Description of the competition
Uncertainty representation is crucial to the safe and reliable deployment of deep learning. Bayesian methods provide a natural mechanism to represent epistemic uncertainty, leading to improved generalization and calibrated predictive distributions. Bayesian methods are particularly promising for deep neural networks, which can represent many different explanations to a given problem corresponding to different settings of parameters. While approximate inference procedures in Bayesian deep learning are improving in scalability and generalization performance, there has been no way of knowing, until now, whether these methods are working as intended, to provide ever more faithful representations of the Bayesian predictive distribution.

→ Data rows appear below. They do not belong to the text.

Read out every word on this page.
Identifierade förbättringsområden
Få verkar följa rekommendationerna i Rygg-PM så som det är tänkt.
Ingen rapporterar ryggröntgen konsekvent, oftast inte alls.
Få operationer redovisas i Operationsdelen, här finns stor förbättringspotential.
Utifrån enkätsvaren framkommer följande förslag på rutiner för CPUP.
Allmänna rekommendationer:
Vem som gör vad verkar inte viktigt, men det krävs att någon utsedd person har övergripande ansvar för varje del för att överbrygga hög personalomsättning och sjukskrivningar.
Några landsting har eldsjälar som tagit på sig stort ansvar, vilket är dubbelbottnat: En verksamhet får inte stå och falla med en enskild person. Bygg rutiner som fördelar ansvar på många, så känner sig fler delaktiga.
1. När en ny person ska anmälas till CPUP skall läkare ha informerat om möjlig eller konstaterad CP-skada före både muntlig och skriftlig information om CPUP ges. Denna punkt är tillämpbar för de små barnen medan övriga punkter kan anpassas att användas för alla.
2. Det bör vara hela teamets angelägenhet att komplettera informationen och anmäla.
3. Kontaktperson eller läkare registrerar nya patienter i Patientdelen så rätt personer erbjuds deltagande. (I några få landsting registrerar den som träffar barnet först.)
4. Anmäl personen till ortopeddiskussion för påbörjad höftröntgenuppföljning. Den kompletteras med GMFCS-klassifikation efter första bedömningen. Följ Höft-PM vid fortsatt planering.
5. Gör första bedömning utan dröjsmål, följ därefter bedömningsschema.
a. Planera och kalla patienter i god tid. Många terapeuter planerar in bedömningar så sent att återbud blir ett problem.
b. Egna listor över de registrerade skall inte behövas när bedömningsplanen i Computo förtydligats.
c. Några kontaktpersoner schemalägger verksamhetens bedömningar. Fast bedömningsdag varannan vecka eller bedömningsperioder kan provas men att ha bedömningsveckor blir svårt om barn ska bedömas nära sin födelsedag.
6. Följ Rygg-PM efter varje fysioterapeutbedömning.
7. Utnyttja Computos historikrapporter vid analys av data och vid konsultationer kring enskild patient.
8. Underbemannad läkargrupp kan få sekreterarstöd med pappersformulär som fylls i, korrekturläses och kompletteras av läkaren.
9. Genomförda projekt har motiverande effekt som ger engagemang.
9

In this competition we provide the first opportunity to measure the fidelity of approximate inference procedures in deep learning through comparison to Hamiltonian Monte Carlo (HMC). HMC is a highly efficient and well-studied Markov Chain Monte Carlo (MCMC) method that is guaranteed to asymptotically produce samples from the true posterior, but is prohibitively expensive in modern deep learning. To address this computational challenge, we have parallelized the computation over hundreds of tensor processing unit (TPU) devices.
Understanding the fidelity of the approximate inference procedure has extraordinary value beyond the standard approach of measuring generalization on a particular task: if approximate inference is working correctly, then we can expect more reliable and accurate deployment across any number of real-world settings. In this regular competition, we invite the community to evaluate the fidelity of approximate inference procedures across a range of tasks, including image recognition, regression, covariate shift, and medical applications, such as diagnosing diabetic retinopathy. All data are publicly available, and we will release several baselines, including stochastic MCMC, variational methods, and deep ensembles.

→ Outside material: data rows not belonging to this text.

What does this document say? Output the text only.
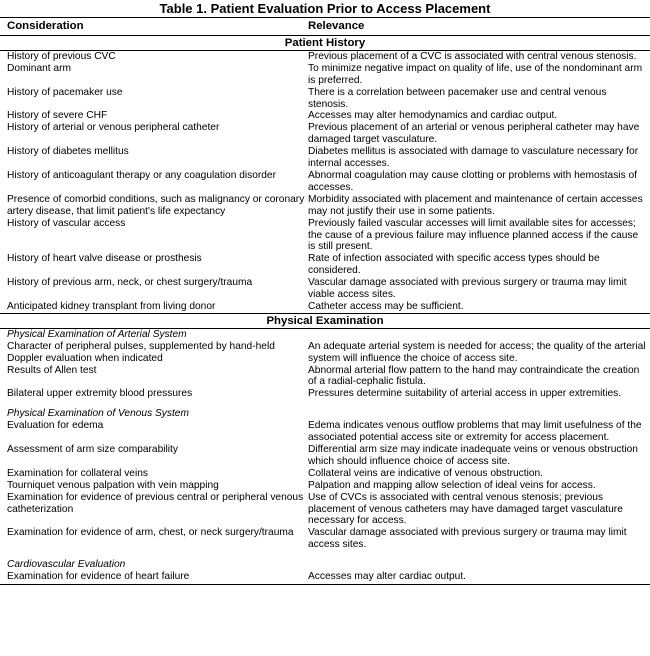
Table 1. Patient Evaluation Prior to Access Placement
Consideration	Relevance
Patient History	
History of previous CVC	Previous placement of a CVC is associated with central venous stenosis.
Dominant arm	To minimize negative impact on quality of life, use of the nondominant arm is preferred.
History of pacemaker use	There is a correlation between pacemaker use and central venous stenosis.
History of severe CHF	Accesses may alter hemodynamics and cardiac output.
History of arterial or venous peripheral catheter	Previous placement of an arterial or venous peripheral catheter may have damaged target vasculature.
History of diabetes mellitus	Diabetes mellitus is associated with damage to vasculature necessary for internal accesses.
History of anticoagulant therapy or any coagulation disorder	Abnormal coagulation may cause clotting or problems with hemostasis of accesses.
Presence of comorbid conditions, such as malignancy or coronary artery disease, that limit patient's life expectancy	Morbidity associated with placement and maintenance of certain accesses may not justify their use in some patients.
History of vascular access	Previously failed vascular accesses will limit available sites for accesses; the cause of a previous failure may influence planned access if the cause is still present.
History of heart valve disease or prosthesis	Rate of infection associated with specific access types should be considered.
History of previous arm, neck, or chest surgery/trauma	Vascular damage associated with previous surgery or trauma may limit viable access sites.
Anticipated kidney transplant from living donor	Catheter access may be sufficient.
Physical Examination	
Physical Examination of Arterial System	
Character of peripheral pulses, supplemented by hand-held Doppler evaluation when indicated	An adequate arterial system is needed for access; the quality of the arterial system will influence the choice of access site.
Results of Allen test	Abnormal arterial flow pattern to the hand may contraindicate the creation of a radial-cephalic fistula.
Bilateral upper extremity blood pressures	Pressures determine suitability of arterial access in upper extremities.

Physical Examination of Venous System	
Evaluation for edema	Edema indicates venous outflow problems that may limit usefulness of the associated potential access site or extremity for access placement.
Assessment of arm size comparability	Differential arm size may indicate inadequate veins or venous obstruction which should influence choice of access site.
Examination for collateral veins	Collateral veins are indicative of venous obstruction.
Tourniquet venous palpation with vein mapping	Palpation and mapping allow selection of ideal veins for access.
Examination for evidence of previous central or peripheral venous catheterization	Use of CVCs is associated with central venous stenosis; previous placement of venous catheters may have damaged target vasculature necessary for access.
Examination for evidence of arm, chest, or neck surgery/trauma	Vascular damage associated with previous surgery or trauma may limit access sites.

Cardiovascular Evaluation	
Examination for evidence of heart failure	Accesses may alter cardiac output.
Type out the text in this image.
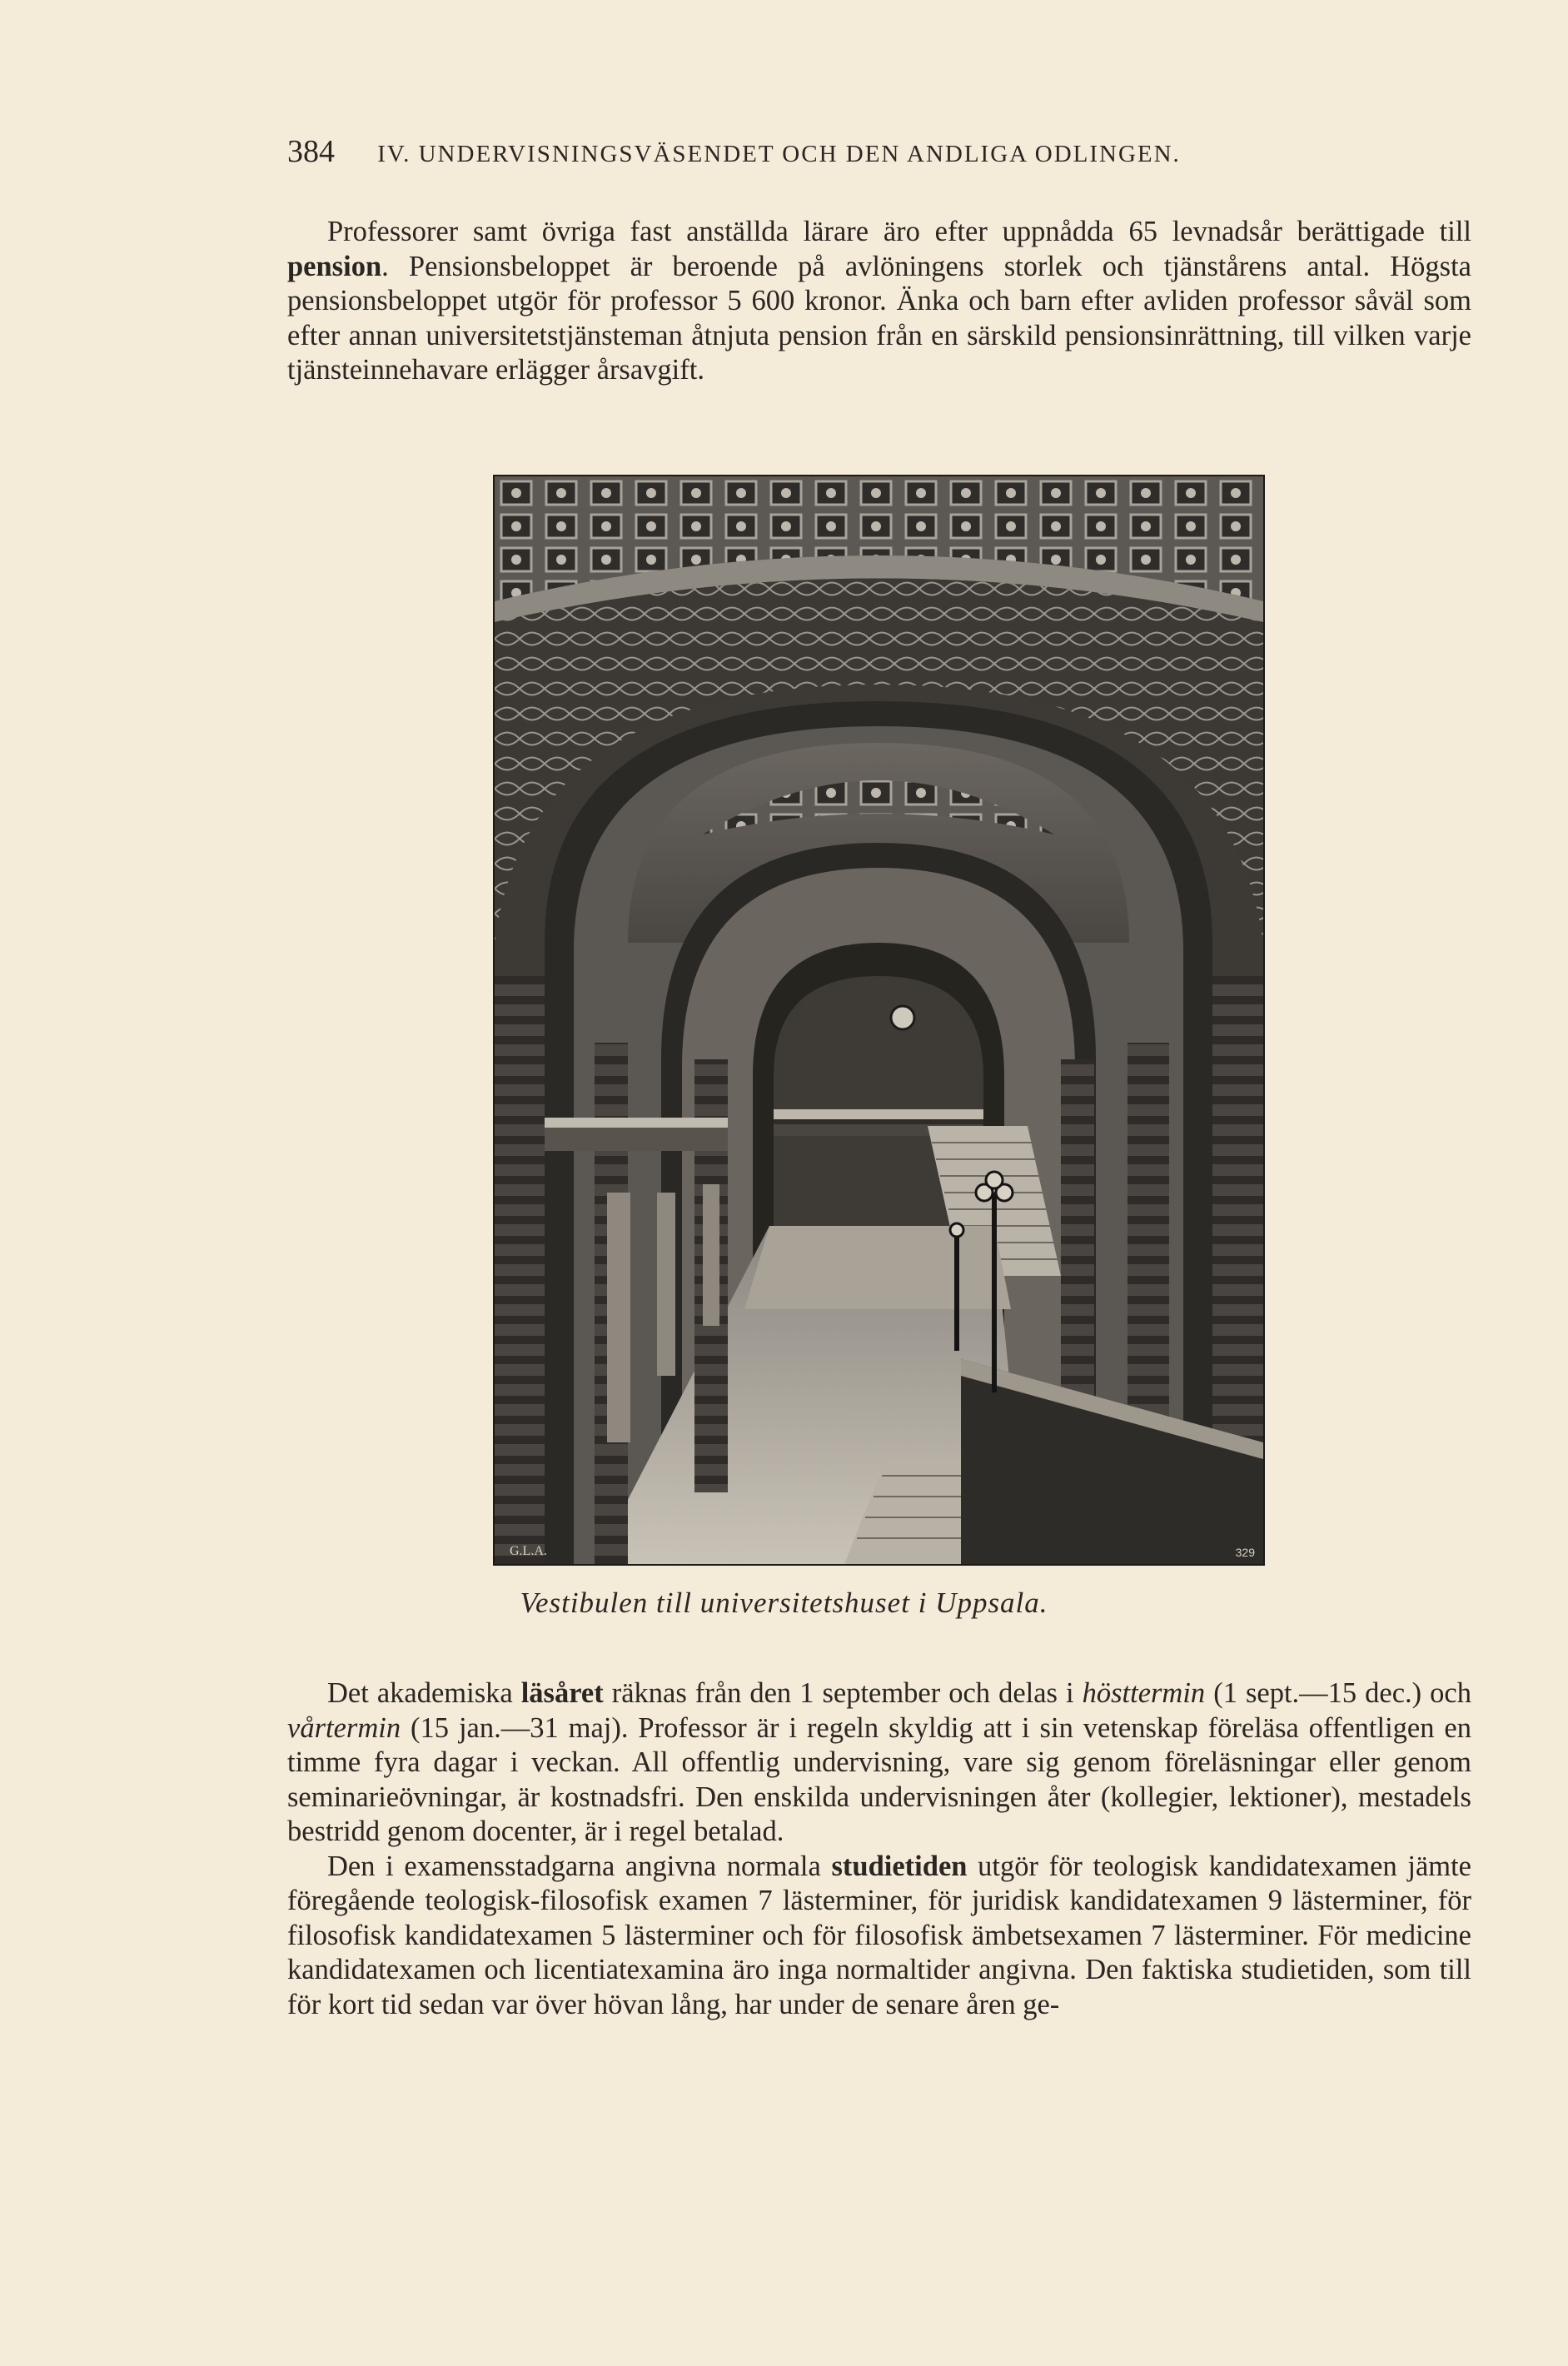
384 IV. UNDERVISNINGSVÄSENDET OCH DEN ANDLIGA ODLINGEN.

Professorer samt övriga fast anställda lärare äro efter uppnådda 65 levnadsår berättigade till pension. Pensionsbeloppet är beroende på avlöningens storlek och tjänstårens antal. Högsta pensionsbeloppet utgör för professor 5 600 kronor. Änka och barn efter avliden professor såväl som efter annan universitetstjänsteman åtnjuta pension från en särskild pensionsinrättning, till vilken varje tjänsteinnehavare erlägger årsavgift.

G.L.A.	329
Vestibulen till universitetshuset i Uppsala.

Det akademiska läsåret räknas från den 1 september och delas i hösttermin (1 sept.—15 dec.) och vårtermin (15 jan.—31 maj). Professor är i regeln skyldig att i sin vetenskap föreläsa offentligen en timme fyra dagar i veckan. All offentlig undervisning, vare sig genom föreläsningar eller genom seminarieövningar, är kostnadsfri. Den enskilda undervisningen åter (kollegier, lektioner), mestadels bestridd genom docenter, är i regel betalad.

Den i examensstadgarna angivna normala studietiden utgör för teologisk kandidatexamen jämte föregående teologisk-filosofisk examen 7 lästerminer, för juridisk kandidatexamen 9 lästerminer, för filosofisk kandidatexamen 5 lästerminer och för filosofisk ämbetsexamen 7 lästerminer. För medicine kandidatexamen och licentiatexamina äro inga normaltider angivna. Den faktiska studietiden, som till för kort tid sedan var över hövan lång, har under de senare åren ge-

The competition will be held in two separate tracks:
- For the light track we will use the Diabetic Retinopathy dataset.
- For the extended track we will use the Diabetic Retinopathy, CIFAR-10, UCI-Gap and MedMNIST datasets.
We invite all participants to take part in both tracks or just the light track of the competition if they prefer. We will release details on the architectures and example code for each of the datasets before the start of the competition.
The full details for the competition are available here. The paper What Are Bayesian Neural Network Posteriors Really Like? provides details on the Hamiltonian Monte Carlo method we use in this competition.